Abstract
PURPOSE We wanted to compare 2 screening instruments for problem drinking, the CAGE and a single question, assessing frequency of use, patient and clinician comfort, and patient engagement in change.
METHODS The study was a crossover, cluster-randomized clinical trial with 31 clinicians in Missouri and 13 in the American Academy of Family Physicians (AAFP) National Network for Family Practice and Primary Care Research; 2,800 patients provided data. The clinician was the unit of randomization. Clinicians decided whether to screen each patient; if they chose to screen, they used the screening approach assigned for that block of patients. The clinician and patient separately completed questionnaires immediately after the office visit to assess each one’s comfort with screening (and any ensuing discussion) and the patient’s engagement in change.
RESULTS Missouri clinicians screened more patients when assigned the single question (81%) than the CAGE (69%, P = .001 in weighted analysis). There was no difference among AAFP network clinicians (96% of patients screened with the CAGE, 97% with the single question). Eighty percent to 90% of clinicians and 70% of patients reported being comfortable with screening and the ensuing discussion, with no difference between approaches in either network. About one third of patients who were identified as problem drinkers reported thinking about or planning to change their drinking behavior, with no difference in engagement between screening approaches.
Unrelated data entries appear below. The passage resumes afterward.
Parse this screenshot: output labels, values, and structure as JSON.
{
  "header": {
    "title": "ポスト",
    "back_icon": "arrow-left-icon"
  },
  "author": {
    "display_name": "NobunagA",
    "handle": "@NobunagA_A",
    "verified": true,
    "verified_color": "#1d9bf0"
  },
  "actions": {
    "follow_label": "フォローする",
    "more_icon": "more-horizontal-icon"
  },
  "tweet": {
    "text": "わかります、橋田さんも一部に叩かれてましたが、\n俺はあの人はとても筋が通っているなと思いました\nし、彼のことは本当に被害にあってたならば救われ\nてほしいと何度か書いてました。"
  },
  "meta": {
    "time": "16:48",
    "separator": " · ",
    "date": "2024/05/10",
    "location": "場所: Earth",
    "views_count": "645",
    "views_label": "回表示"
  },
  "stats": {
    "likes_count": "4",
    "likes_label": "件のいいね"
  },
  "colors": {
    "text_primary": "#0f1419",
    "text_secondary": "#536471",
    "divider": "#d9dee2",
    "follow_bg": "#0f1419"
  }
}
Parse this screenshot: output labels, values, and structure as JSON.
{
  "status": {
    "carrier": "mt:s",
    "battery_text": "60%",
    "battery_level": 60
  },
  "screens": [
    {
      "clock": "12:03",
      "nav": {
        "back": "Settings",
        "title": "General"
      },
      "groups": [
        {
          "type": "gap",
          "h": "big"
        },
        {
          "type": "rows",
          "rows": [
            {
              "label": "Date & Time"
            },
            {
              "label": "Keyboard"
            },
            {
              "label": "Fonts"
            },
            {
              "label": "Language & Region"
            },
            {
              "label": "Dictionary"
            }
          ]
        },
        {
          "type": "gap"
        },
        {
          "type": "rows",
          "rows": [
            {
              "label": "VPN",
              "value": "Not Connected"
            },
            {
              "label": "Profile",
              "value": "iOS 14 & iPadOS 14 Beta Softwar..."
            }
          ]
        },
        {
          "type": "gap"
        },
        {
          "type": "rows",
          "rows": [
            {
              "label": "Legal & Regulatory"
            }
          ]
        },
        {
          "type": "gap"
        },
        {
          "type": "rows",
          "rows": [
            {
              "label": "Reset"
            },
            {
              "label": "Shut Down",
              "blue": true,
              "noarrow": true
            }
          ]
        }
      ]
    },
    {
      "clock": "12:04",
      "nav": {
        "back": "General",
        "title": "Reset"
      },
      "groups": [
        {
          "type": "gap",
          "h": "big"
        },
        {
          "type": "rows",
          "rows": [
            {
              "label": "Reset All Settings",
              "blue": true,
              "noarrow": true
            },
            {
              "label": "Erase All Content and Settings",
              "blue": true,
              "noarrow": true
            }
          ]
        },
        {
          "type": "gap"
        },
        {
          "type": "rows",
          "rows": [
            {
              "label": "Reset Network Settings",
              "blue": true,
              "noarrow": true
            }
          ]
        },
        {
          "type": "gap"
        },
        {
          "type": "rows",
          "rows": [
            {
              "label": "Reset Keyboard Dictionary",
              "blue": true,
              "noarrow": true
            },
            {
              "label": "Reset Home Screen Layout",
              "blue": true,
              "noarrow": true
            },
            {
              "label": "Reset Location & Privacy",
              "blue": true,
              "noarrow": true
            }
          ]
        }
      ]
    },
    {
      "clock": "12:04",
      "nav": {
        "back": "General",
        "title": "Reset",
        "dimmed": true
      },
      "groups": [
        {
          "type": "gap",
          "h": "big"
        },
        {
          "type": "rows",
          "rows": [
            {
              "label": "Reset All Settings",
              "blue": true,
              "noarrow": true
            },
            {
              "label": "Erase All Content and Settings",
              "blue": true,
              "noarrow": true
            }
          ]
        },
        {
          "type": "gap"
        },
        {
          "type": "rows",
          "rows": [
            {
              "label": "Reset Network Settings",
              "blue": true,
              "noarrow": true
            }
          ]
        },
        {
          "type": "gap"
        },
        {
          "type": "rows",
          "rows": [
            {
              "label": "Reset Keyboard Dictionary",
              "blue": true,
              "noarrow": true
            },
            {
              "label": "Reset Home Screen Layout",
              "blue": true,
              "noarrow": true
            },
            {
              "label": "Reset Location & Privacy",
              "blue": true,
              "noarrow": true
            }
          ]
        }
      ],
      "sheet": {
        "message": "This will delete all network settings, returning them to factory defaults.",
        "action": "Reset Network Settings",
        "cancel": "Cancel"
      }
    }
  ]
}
CONCLUSIONS Clinicians and patients reported similar comfort with the CAGE questions and the single-question screening tools for problem drinking, and the 2 instruments were equal in their ability to engage the patient. In Missouri, the single question was more likely to be used.
- Drinking behavior
- alcohol drinking
- alcohol-induced disorders/diagnosis
- mass screening
- patient acceptance of health care
INTRODUCTION
Alcohol problems are common; 15% of US adults have had 5 or more drinks on at least one occasion in the past month (hazardous drinking),1 and 7.4% met the diagnostic criteria in the fourth edition of the Diagnostic and Statistical Manual of Mental Disorders2 for current alcohol abuse or dependence.3 Many randomized clinical trials have shown that brief interventions are effective in helping problem drinkers reduce their consumption to safe levels.4–,6
Alcohol problems—defined in this report as hazardous drinking7 and/or current alcohol abuse or dependence2—meet the criteria for a condition for which routine screening is appropriate.8 Many screening tests are available,9 including the CAGE questions10 and a recently validated single question (Table 1⇓),11 which are similar in sensitivity and specificity.
Previous studies12–,15 have shown that screening for alcohol problems is not routine in primary care. The barriers to screening include clinicians’ discomfot with addressing alcohol consumption when it is not on the patient’s agenda.16 A screening approach that is shorter or more comfortable for the clinician might be used more often, but little research has examined how comfortable different alcohol-screening instruments are for clinicians.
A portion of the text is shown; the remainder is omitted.